I agree with what everyone's already said! Just wanted to say I certainly know exactly what you mean Amy...I have had a crush on someone for about a year, it's just in my mind and I don't feel guilty - hey, we are human, aren't we? I use the crush sometimes to help me stay on my diet/exercise thing, cuz I want to look good from a distance! I would NEVER do anything, would never want to - and never talk about it (well, except here I guess!)
I was just going to chime in with the "it doesn't matter where you get your appetite..." and you said it already. Dang!
Words to live by in my opinion. When we were married almost 17 years ago I talked with my husband about this because you're going to be attracted to someone along the way. I probably see a dozen people a day I wouldn't mind having a go with if my circumstances were different. When I've told my friends that I talked with my husband about this before we were married they were shocked and almost all of them have gone on to have disastrous affairs. And it's because their feelings caught then off guard and they didn't know what to do so they acted on them.
Awareness is everything.
There's a lot of luscious men [and women!] out there. You're quite normal!!! Enjoy the view!
I've ventured down this road and it is not a pleasant one. Yes, it is normal to be attracted to other people while married. However, if the attraction becomes an ongoing fantasy or your thoughts dwell on this other person when they should be focused on your spouse... than it it is not healthy. I have come to the determination that I am either contributing to my marriage in a positive way or a negative way at any given moment. As tempting and scrumptious a crush or fantasy on another person is... it can only lead to heartache and pain if allowed to take its course. Those boundaries we draw in our brain seem to be redrawn over and over again as the flirt turns into an admission of feelings and the feelings develop into a relationship and the excitement and intensity build and you want to push the envelope even further... and eventually to something physical. Thankfully I stopped before my "crush" became too physical... but an emotional affair is just as devastating. In the end it was definitely not worth the pain and tears and it almost ruined my marriage. Thankfully now my husband and I are closer than ever. Although it is normal to be attracted to others, just be aware that it is like playing with fire. I found that what I was really attracted to was the affirmation I received knowing another man was attracted to me... it had little to do with the other guy and everything to do with my insecurities. I guess you just need to listen to your gut feelings and trust your feelings of guilt and discomfot... it sounds like you intuitively know there is something not right about the situation.
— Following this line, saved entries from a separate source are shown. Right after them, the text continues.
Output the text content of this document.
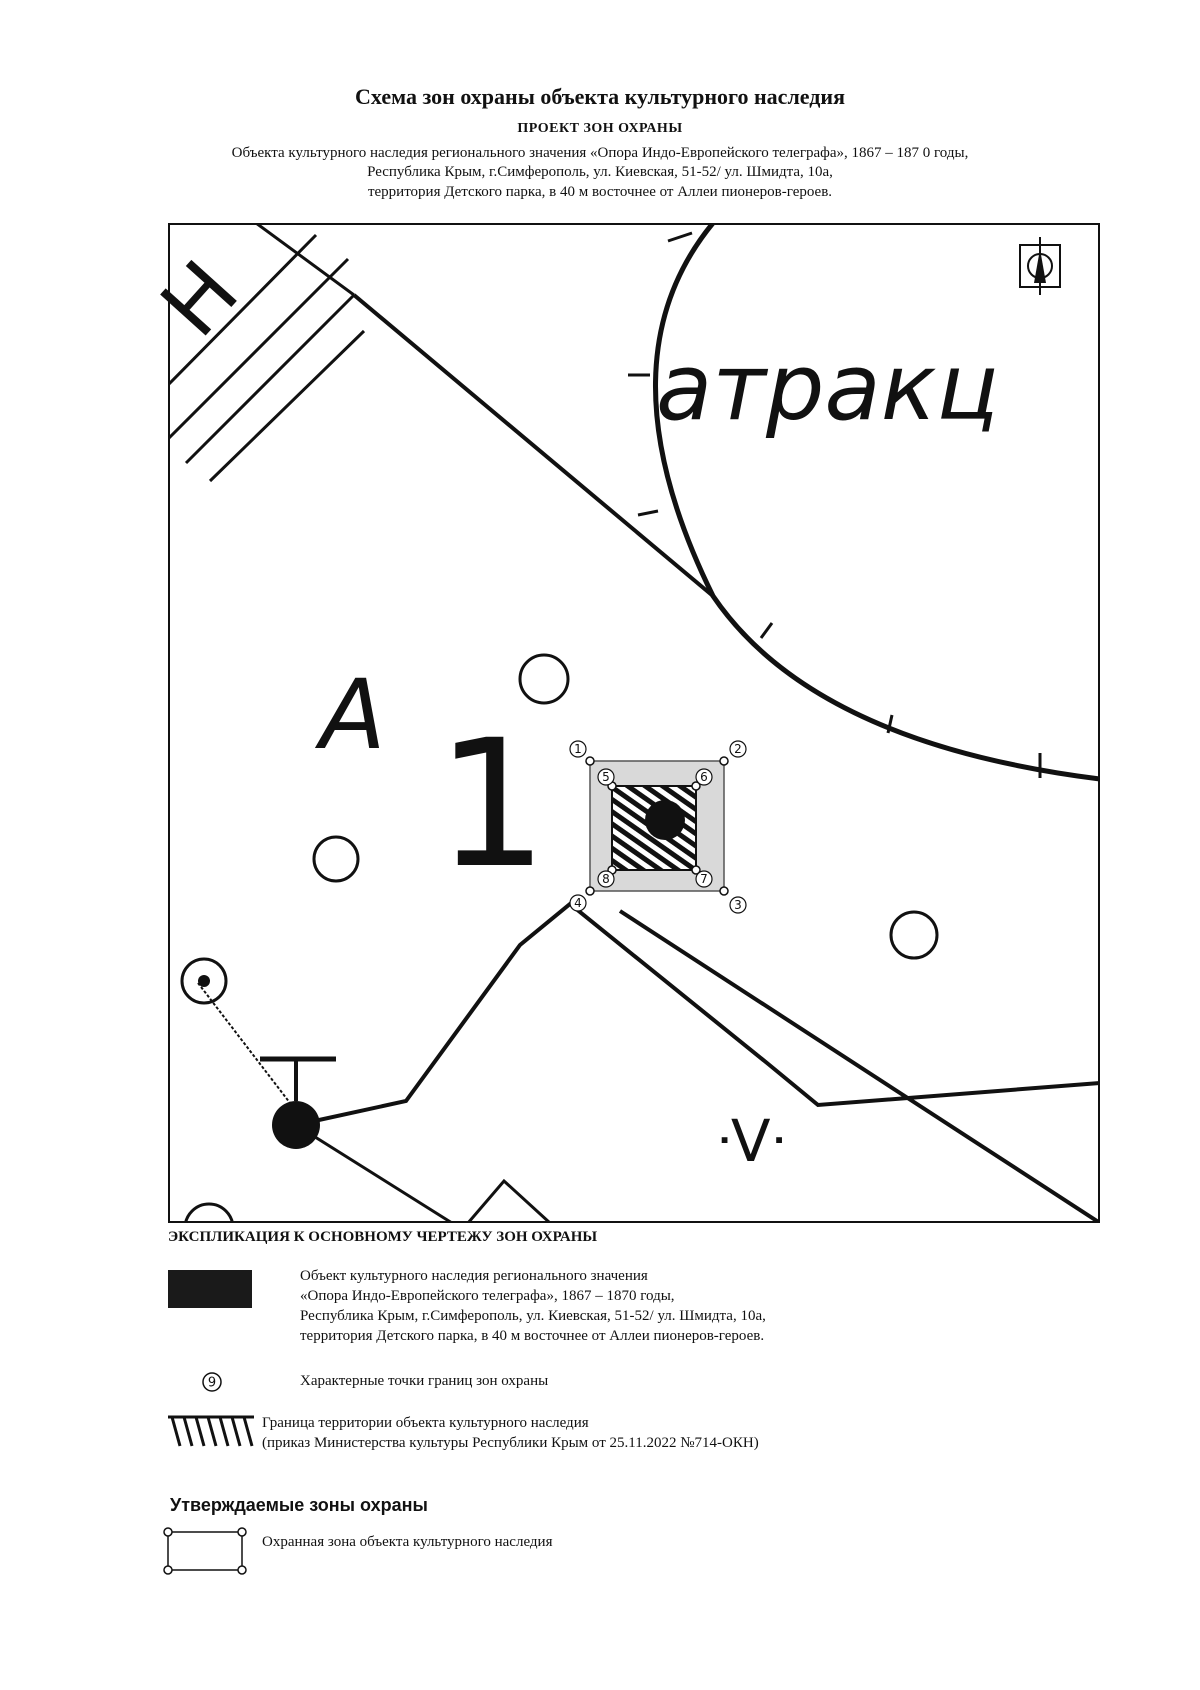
Схема зон охраны объекта культурного наследия
ПРОЕКТ ЗОН ОХРАНЫ
Объекта культурного наследия регионального значения «Опора Индо-Европейского телеграфа», 1867 – 187 0 годы,
Республика Крым, г.Симферополь, ул. Киевская, 51-52/ ул. Шмидта, 10а,
территория Детского парка, в 40 м восточнее от Аллеи пионеров-героев.
атракц
А 1
Н
ᐧVᐧ
1	2
3
4
5	6
7
8
ЭКСПЛИКАЦИЯ К ОСНОВНОМУ ЧЕРТЕЖУ ЗОН ОХРАНЫ
Объект культурного наследия регионального значения
«Опора Индо-Европейского телеграфа», 1867 – 1870 годы,
Республика Крым, г.Симферополь, ул. Киевская, 51-52/ ул. Шмидта, 10а,
территория Детского парка, в 40 м восточнее от Аллеи пионеров-героев.
9	Характерные точки границ зон охраны
Граница территории объекта культурного наследия
(приказ Министерства культуры Республики Крым от 25.11.2022 №714-ОКН)
Утверждаемые зоны охраны
Охранная зона объекта культурного наследия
Those feelings are not there by accident.
It is absolutely normal to find some one attractive, just because you are married, it doesn't mean you are dead.
Now acting on your feelings is a horse of another color
Just remember why you fell in love w/your husband in the first place and you will see this other guy in another light. Besides, he may look good on the outside but maybe he's a cronic nose picker or his wedding tackles may be itsy bitsy....ROFLMFAO !!!!
Don't be so hard on yourself, we all feel this way about someone.